7. A plane is a surface which lies symmetrically with the straight lines on itself.
[The comments for Definition 4 apply here as well.]
8. A (plane) angle is the inclination to one another of two lines in a plane which meet on another and do not lie in a straight line.
[What Euclid meant by the term "inclination" is not clear to me and apparently also to Heath.]
9. The angle is called rectilinear when the two lines are straight.
[Of course, we (and Euclid in most of the Elements) call these simply "angles".]
10. When a straight line intersects another straight line such that the adjacent angles are equal to one another, then the equal angles are called right angles and the lines are called perpendicular straight lines.
[As discussed in the last section of Chapter 4, cones give us examples of spaces where right angles (as defined here) are not always equal to 90 degrees.]
11. An obtuse angle is an angle greater than an right angle.
12. An acute angle is an angle less than a right angle.
13. A boundary of anything is that which contains it.
14. A figure is that which is contained by any boundary or boundaries.
15. A circle is a plane figure contained by one line (called the circumference) with a given point lying within the figure such that all the straight lines joining the given point to the circumference are equal to one another.
16. The given point of a circle is called the center of the circle.
17. A diameter of a circle is any straight line drawn through the center and with its end points on the circumference, and the straight line bisects the circle.
18. A semicircle is a figure contained by a diameter the part of the circumference cut off by it. The center of the semicircle is the same as the center of the circle.
19. Polygons are those figures whose boundaries are made of straight lines: triangles being those contained by three, quadrilaterals those contained by four, and multilateral those contained by more than four straight lines.
20. An equilateral triangle is a triangle that has three equal sides, an isosceles triangle is a triangle which has only two of its sides equal, and a scalene triangle is a triangle which has all three sides unequal.
21. A right triangle is a triangle which has a right angle, an obtuse triangle is a triangle which an obtuse angle, and an acute triangle is a triangle that has all of its angles acute.
22. A square is a quadrilateral which is equilateral (has all equal sides) and right angled (has all right angles), a rectangle is a quadrilateral is right angled but not equilateral, a rhombus is a quadrilateral which is equilateral but not right angled, a rhomboid is a quadrilateral which has opposite sides and angles equal to one another but which is neither equilateral nor right angled.
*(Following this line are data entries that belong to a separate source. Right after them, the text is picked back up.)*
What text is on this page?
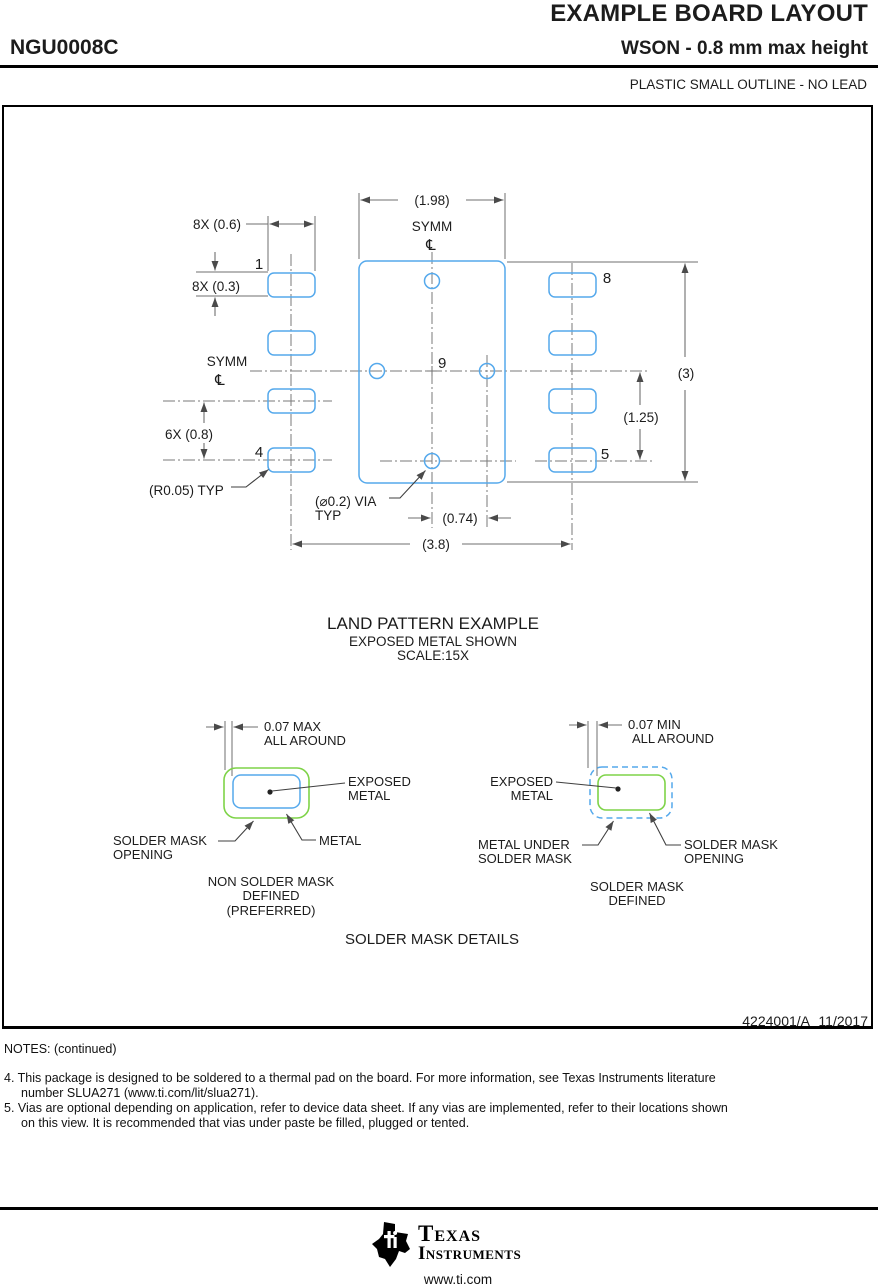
EXAMPLE BOARD LAYOUT
NGU0008C	WSON - 0.8 mm max height
PLASTIC SMALL OUTLINE - NO LEAD
8X (0.6)
8X (0.3)
6X (0.8)
(1.98)
(3)
(1.25)
(0.74)
(3.8)
(R0.05) TYP
(⌀0.2) VIA
TYP
SYMM
℄
SYMM
℄
1
4	5
8
9
LAND PATTERN EXAMPLE
EXPOSED METAL SHOWN
SCALE:15X
0.07 MAX
ALL AROUND
EXPOSED
METAL
SOLDER MASK
OPENING
METAL
NON SOLDER MASK
DEFINED
(PREFERRED)
0.07 MIN
ALL AROUND
EXPOSED
METAL
METAL UNDER
SOLDER MASK
SOLDER MASK
OPENING
SOLDER MASK
DEFINED
SOLDER MASK DETAILS
4224001/A 11/2017
NOTES: (continued)
4. This package is designed to be soldered to a thermal pad on the board. For more information, see Texas Instruments literature
number SLUA271 (www.ti.com/lit/slua271).
5. Vias are optional depending on application, refer to device data sheet. If any vias are implemented, refer to their locations shown
on this view. It is recommended that vias under paste be filled, plugged or tented.
Texas
Instruments
www.ti.com
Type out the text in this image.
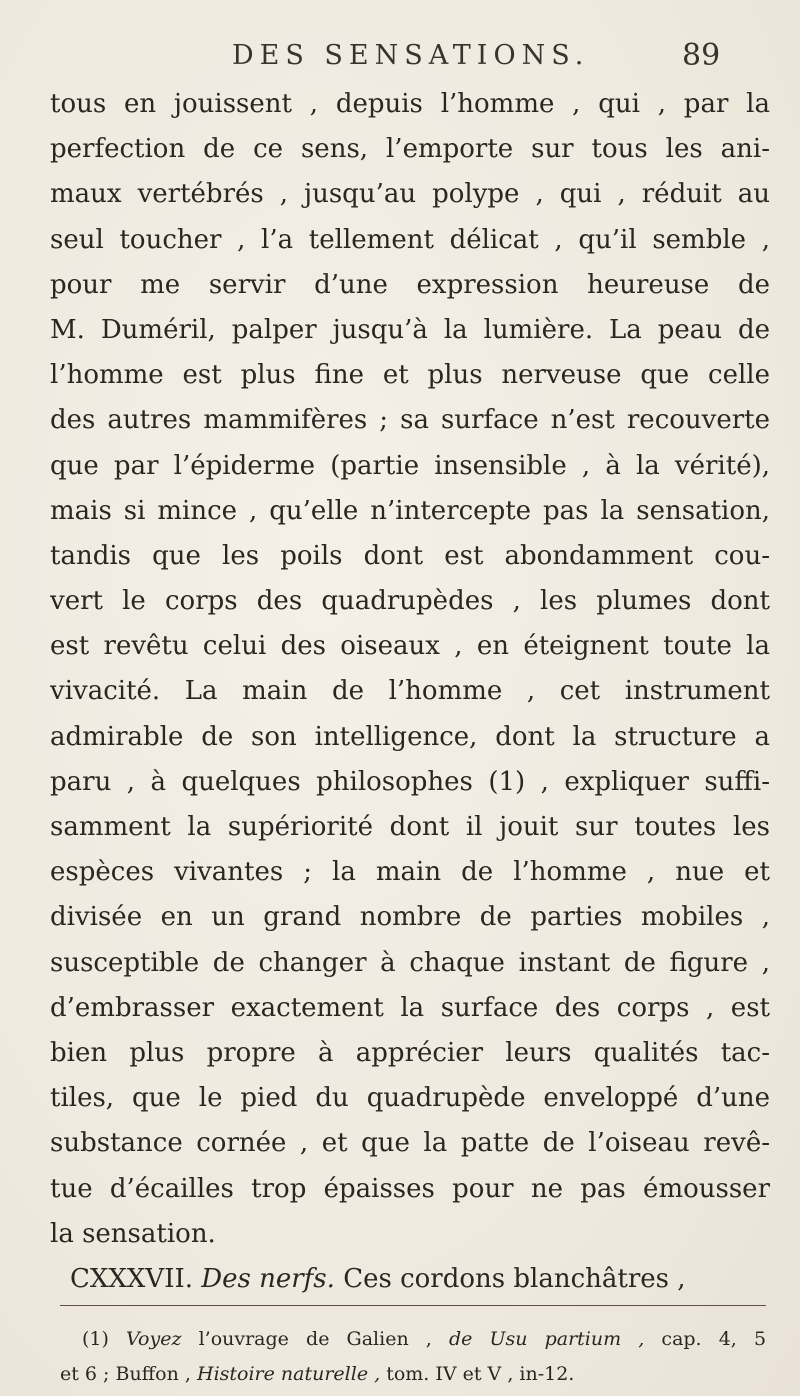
DES SENSATIONS.	89
tous en jouissent , depuis l’homme , qui , par la
perfection de ce sens, l’emporte sur tous les ani-
maux vertébrés , jusqu’au polype , qui , réduit au
seul toucher , l’a tellement délicat , qu’il semble ,
pour me servir d’une expression heureuse de
M. Duméril, palper jusqu’à la lumière. La peau de
l’homme est plus fine et plus nerveuse que celle
des autres mammifères ; sa surface n’est recouverte
que par l’épiderme (partie insensible , à la vérité),
mais si mince , qu’elle n’intercepte pas la sensation,
tandis que les poils dont est abondamment cou-
vert le corps des quadrupèdes , les plumes dont
est revêtu celui des oiseaux , en éteignent toute la
vivacité. La main de l’homme , cet instrument
admirable de son intelligence, dont la structure a
paru , à quelques philosophes (1) , expliquer suffi-
samment la supériorité dont il jouit sur toutes les
espèces vivantes ; la main de l’homme , nue et
divisée en un grand nombre de parties mobiles ,
susceptible de changer à chaque instant de figure ,
d’embrasser exactement la surface des corps , est
bien plus propre à apprécier leurs qualités tac-
tiles, que le pied du quadrupède enveloppé d’une
substance cornée , et que la patte de l’oiseau revê-
tue d’écailles trop épaisses pour ne pas émousser
la sensation.
CXXXVII. Des nerfs. Ces cordons blanchâtres ,
(1) Voyez l’ouvrage de Galien , de Usu partium , cap. 4, 5
et 6 ; Buffon , Histoire naturelle , tom. IV et V , in-12.
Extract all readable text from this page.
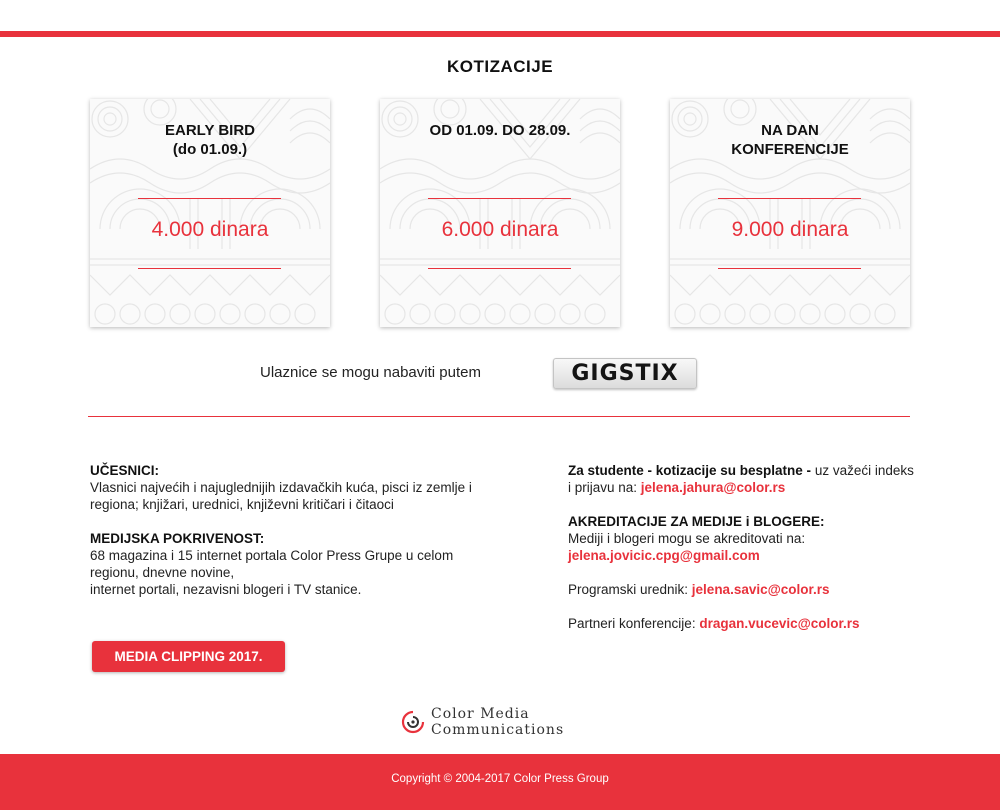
KOTIZACIJE
EARLY BIRD
(do 01.09.)
4.000 dinara
OD 01.09. DO 28.09.
6.000 dinara
NA DAN
KONFERENCIJE
9.000 dinara
Ulaznice se mogu nabaviti putem	GIGSTIX
UČESNICI:
Vlasnici najvećih i najuglednijih izdavačkih kuća, pisci iz zemlje i regiona; knjižari, urednici, književni kritičari i čitaoci
MEDIJSKA POKRIVENOST:
68 magazina i 15 internet portala Color Press Grupe u celom regionu, dnevne novine,
internet portali, nezavisni blogeri i TV stanice.
Za studente - kotizacije su besplatne - uz važeći indeks i prijavu na: jelena.jahura@color.rs
AKREDITACIJE ZA MEDIJE i BLOGERE:
Mediji i blogeri mogu se akreditovati na:
jelena.jovicic.cpg@gmail.com
Programski urednik: jelena.savic@color.rs
Partneri konferencije: dragan.vucevic@color.rs
MEDIA CLIPPING 2017.
Color Media
Communications
Copyright © 2004-2017 Color Press Group
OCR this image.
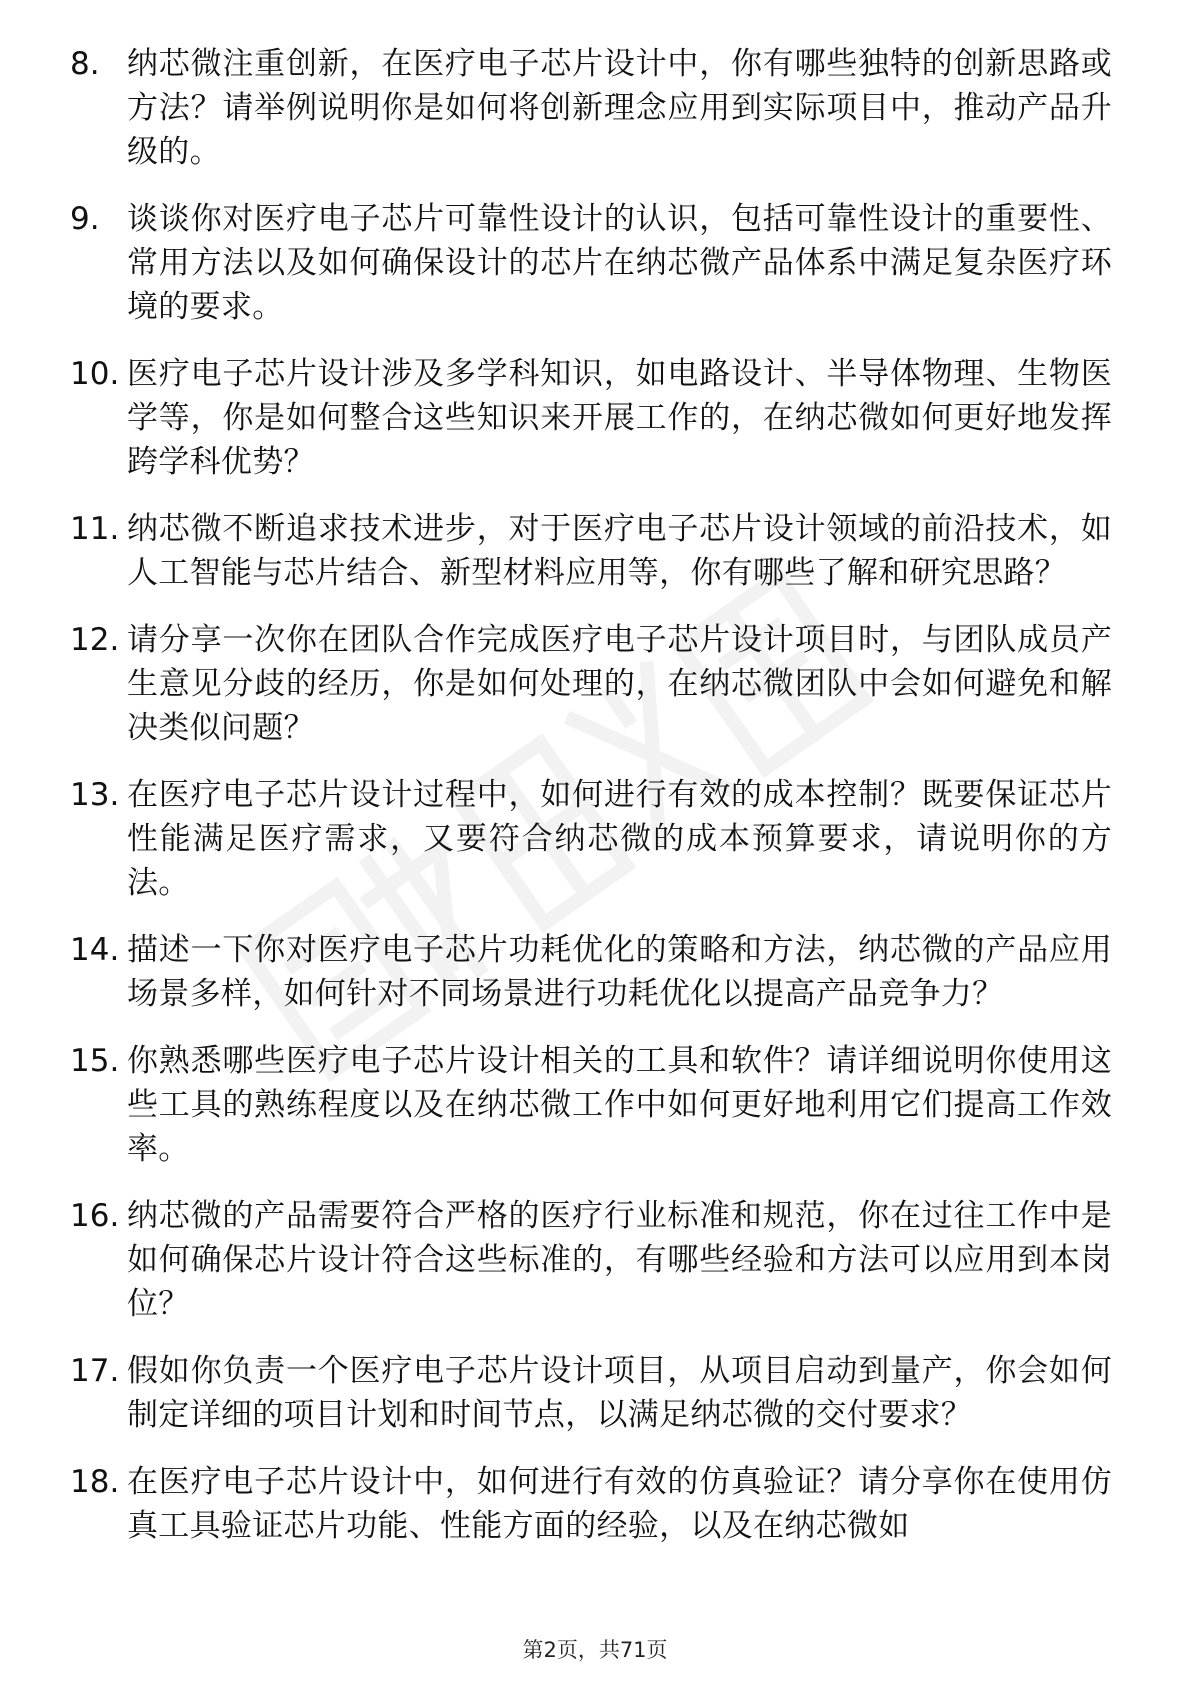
8. 纳芯微注重创新，在医疗电子芯片设计中，你有哪些独特的创新思路或方法？请举例说明你是如何将创新理念应用到实际项目中，推动产品升级的。
9. 谈谈你对医疗电子芯片可靠性设计的认识，包括可靠性设计的重要性、常用方法以及如何确保设计的芯片在纳芯微产品体系中满足复杂医疗环境的要求。
10. 医疗电子芯片设计涉及多学科知识，如电路设计、半导体物理、生物医学等，你是如何整合这些知识来开展工作的，在纳芯微如何更好地发挥跨学科优势？
11. 纳芯微不断追求技术进步，对于医疗电子芯片设计领域的前沿技术，如人工智能与芯片结合、新型材料应用等，你有哪些了解和研究思路？
12. 请分享一次你在团队合作完成医疗电子芯片设计项目时，与团队成员产生意见分歧的经历，你是如何处理的，在纳芯微团队中会如何避免和解决类似问题？
13. 在医疗电子芯片设计过程中，如何进行有效的成本控制？既要保证芯片性能满足医疗需求，又要符合纳芯微的成本预算要求，请说明你的方法。
14. 描述一下你对医疗电子芯片功耗优化的策略和方法，纳芯微的产品应用场景多样，如何针对不同场景进行功耗优化以提高产品竞争力？
15. 你熟悉哪些医疗电子芯片设计相关的工具和软件？请详细说明你使用这些工具的熟练程度以及在纳芯微工作中如何更好地利用它们提高工作效率。
16. 纳芯微的产品需要符合严格的医疗行业标准和规范，你在过往工作中是如何确保芯片设计符合这些标准的，有哪些经验和方法可以应用到本岗位？
17. 假如你负责一个医疗电子芯片设计项目，从项目启动到量产，你会如何制定详细的项目计划和时间节点，以满足纳芯微的交付要求？
18. 在医疗电子芯片设计中，如何进行有效的仿真验证？请分享你在使用仿真工具验证芯片功能、性能方面的经验，以及在纳芯微如
第2页，共71页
Let quadrilaterals other than these be called trapezia.
23. Parallel straight lines are straight lines lying in a plane which do not meet if continued indefinitely in both directions.

Postulates

24. A (unique) straight line which may be drawn from any point to any other point.
25. Every limited straight line can be extended indefinitely to a (unique) straight line.
26. A circle may be drawn with any center and any distance.
27. All right angles are equal.
[Note that cones give us examples of spaces in which all right angles are not equal. Thus this postulate could be rephrased: "There are no cone points."]
28. If a straight line intersecting two straight lines makes the interior angles on the same side less than two right angles, then the two lines (if extended indefinitely) will meet on that side on which are the angles less than two right angles.
[See Chapter 10 for more discussion of this postulate.]

Common Notions

29. Things which are equal to the same thing are also equal to one another.
30. If equals are added to equals, then the results are equal.
31. If equals are subtracted from equals, the remainders are equal.
32. Things which coincide with one another are equal to one another.
33. The whole is greater any of its parts.